Since students are continuously online either researching for papers or projects, the online newspaper has become great resource for those who would never take the time to read the print copy of a newspaper or pay the small fee.
In fact, some may even find the online editions of newspapers easier since they do not have to deal with searching for stories.
The papers allow people to read the news without rustling through papers, mixing up the sports pages with the world news section pages.
Now the New York Times has made their online edition even better by allowing readers to search archives for free.
Archives for the New York Times would normally cost $3.95 for a single article, but now all articles from 1981 to the present are free.
Any articles written before 1981 still cost money to view.
But even those give the first several paragraphs of the article to give readers an idea of what the article is about.
From there, readers can decide whether they want to buy it or not.
They may even get the information they need from the snippet given.
Already one of the more prestigious newspapers, this will only set the New York Times on top.
The Los Angeles Times gives snippets for free, but charges $3.95 for the full article.
This is for any article found under the archives section.
Even though readers do have to pay for articles written before 1981, there is less of a possibility that people will need to find articles from that far back.
Archives can be helpful for remembering information about past events, research, etc.
Unfortunately, some Web sites give false information and it is hard to tell whether the information given is factual or not.
It is useful to find information in the newspaper so that it can be compared to the information found elsewhere.
The New York Times has been making researching easier for students.
The archive search tool is located at the top of the page, instead of on the side bar, making it easier to find.
Enter the headline, author or keyword into the box, select the tie span for which the article would be in and press search.
It searches for that information in that limited about of time, so that the desired article can be found faster.
Archives are a prized part possession in the educational world.
This knowledge should be open to the public to view, without anyone having to spend money.
They tell about the past and remind people what happened without having to go through the hassle of searching for the truth in a history book.
Libraries have archives that are opened to the public, so newspaper archives should be as well.
These archives are important for students because they still hold valuable information about events or people that may have changed over time.
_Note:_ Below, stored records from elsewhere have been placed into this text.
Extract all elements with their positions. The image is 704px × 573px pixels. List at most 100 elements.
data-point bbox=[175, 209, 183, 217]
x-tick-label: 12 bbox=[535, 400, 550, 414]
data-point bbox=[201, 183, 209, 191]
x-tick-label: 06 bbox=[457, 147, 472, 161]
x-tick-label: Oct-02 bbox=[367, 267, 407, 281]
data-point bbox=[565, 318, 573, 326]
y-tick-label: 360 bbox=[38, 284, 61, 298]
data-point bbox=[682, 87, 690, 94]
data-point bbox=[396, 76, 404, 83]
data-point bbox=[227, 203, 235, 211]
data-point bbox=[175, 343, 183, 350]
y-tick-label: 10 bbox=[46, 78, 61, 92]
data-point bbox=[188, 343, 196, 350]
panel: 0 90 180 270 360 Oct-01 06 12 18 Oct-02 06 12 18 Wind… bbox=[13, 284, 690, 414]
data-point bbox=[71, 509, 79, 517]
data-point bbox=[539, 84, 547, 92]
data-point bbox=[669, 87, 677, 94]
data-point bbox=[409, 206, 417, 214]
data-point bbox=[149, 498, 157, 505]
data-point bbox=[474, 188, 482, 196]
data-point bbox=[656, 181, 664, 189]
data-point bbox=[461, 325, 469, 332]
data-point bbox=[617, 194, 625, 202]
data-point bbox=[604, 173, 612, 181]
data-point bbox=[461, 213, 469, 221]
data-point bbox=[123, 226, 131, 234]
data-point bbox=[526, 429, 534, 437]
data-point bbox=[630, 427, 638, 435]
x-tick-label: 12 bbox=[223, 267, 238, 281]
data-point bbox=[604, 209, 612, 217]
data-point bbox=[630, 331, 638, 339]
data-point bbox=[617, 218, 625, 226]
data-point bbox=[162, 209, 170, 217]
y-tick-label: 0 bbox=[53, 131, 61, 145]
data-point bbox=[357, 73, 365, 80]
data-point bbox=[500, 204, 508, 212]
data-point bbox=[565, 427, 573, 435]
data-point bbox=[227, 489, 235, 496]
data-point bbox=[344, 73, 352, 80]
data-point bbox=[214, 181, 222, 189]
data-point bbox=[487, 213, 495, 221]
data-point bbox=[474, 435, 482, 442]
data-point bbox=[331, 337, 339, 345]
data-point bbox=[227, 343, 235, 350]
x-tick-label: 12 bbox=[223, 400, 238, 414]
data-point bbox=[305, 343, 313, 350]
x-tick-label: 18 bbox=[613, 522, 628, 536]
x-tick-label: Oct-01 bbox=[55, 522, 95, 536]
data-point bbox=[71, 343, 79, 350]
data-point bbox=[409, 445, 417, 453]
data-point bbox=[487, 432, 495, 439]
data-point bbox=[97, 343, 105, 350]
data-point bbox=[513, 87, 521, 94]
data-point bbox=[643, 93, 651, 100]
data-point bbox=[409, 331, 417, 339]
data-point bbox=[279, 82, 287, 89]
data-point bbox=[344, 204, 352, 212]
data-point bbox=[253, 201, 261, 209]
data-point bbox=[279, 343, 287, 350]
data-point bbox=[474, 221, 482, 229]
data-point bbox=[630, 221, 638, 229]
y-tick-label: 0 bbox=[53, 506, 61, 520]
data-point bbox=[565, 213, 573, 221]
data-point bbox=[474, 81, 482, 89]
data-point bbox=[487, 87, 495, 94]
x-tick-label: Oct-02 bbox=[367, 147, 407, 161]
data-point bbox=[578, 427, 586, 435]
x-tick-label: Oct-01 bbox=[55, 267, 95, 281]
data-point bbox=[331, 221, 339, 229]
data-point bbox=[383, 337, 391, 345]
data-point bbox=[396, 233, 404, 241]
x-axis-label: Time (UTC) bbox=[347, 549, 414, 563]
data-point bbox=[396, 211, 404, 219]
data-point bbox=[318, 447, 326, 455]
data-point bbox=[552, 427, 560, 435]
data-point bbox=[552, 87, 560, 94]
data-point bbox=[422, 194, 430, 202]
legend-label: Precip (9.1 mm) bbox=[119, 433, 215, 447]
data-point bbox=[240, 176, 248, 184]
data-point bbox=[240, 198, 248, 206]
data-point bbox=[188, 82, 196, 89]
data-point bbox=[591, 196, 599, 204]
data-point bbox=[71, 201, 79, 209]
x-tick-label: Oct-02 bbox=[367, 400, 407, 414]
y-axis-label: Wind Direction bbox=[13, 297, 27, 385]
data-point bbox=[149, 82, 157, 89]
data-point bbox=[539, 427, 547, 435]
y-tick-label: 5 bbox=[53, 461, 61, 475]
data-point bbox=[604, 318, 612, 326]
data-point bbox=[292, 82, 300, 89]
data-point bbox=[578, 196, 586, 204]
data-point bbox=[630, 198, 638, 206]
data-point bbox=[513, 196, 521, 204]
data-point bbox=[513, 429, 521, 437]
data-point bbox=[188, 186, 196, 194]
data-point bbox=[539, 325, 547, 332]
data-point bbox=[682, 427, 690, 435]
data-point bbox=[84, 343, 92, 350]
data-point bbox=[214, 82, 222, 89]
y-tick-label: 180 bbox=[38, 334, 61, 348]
It’s essential to have these references available for research and comparison.
Print editions are still important, but there’s a variety of information that can be gained through these past articles. Stories of the past have so much to teach everyone, students and more, so why do newspapers need to keep this information all to themselves?
It’s not like students can walk to their local news stand or to the Los Angeles Times office and request an archive.
Knowledge should never have to cost money.
Almost the entire database of information has been opened up to everyone.
This may cause competition among newspapers to make their archives better accessible. Looks like the New York Times is ahead of the game right now.